Une explosion de couleurs me réveille, je reviens peu à peu à moi.
J'ai mal à la tête, je ne sais pas où je suis. La langueur me reprend et je suis sur le point de sombrer de nouveau dans l'inconscience lorsque le froid me saisit et me réveille complètement.

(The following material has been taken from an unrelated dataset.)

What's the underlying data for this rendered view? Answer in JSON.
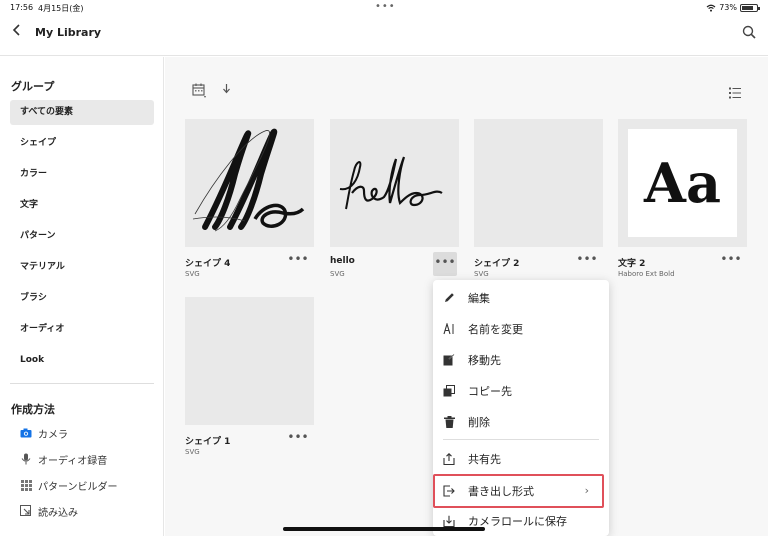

J'ouvre les yeux. Je ne vois que de profondes ténèbres. J'essaye de bouger, mes muscles engourdis répondent à peine.
Soudain je sens les liens rêches et humides qui m'entravent, l'étreinte glacée de l'eau qui vient enserrer mes pieds et mes chevilles, le contact douloureux de la roche contre la peau de mon dos.
Je parviens à relever la tête, je regarde autour de moi... la mer à perte de vue ; le ressac contre le récif sur lequel je suis attachée, me nimbe d'une myriade de gouttelettes d'eau ; des étoiles dans le ciel,... par milliers.
Je crie.
De ma gorge ne s'échappe qu'un soupir étranglé et en mon sein je ressens la morsure de milliers de petites lames acérées.
Mon esprit est vide, douloureusement vide, un sanglot silencieux m'étreint et je sens des larmes s'échapper de mes paupières et rouler sur mes joues puis s'arrêter, gelées.
Ma tête retombe lourdement sur le roc mais je ne ressens aucune douleur.

Une éternité passe, je contemple le ciel au rythme de ma respiration sifflante.
L'eau monte, je le sais, je ne sens déjà plus mes jambes ni mes pieds.
Le vent s'est levé et son hurlement rauque berce doucement mes sens, ébouriffant mes cheveux et faisant tinter les petits cristaux de glaces qui s'y sont formés. Je laisse les bourrasques caresser mon visage et ferme les yeux.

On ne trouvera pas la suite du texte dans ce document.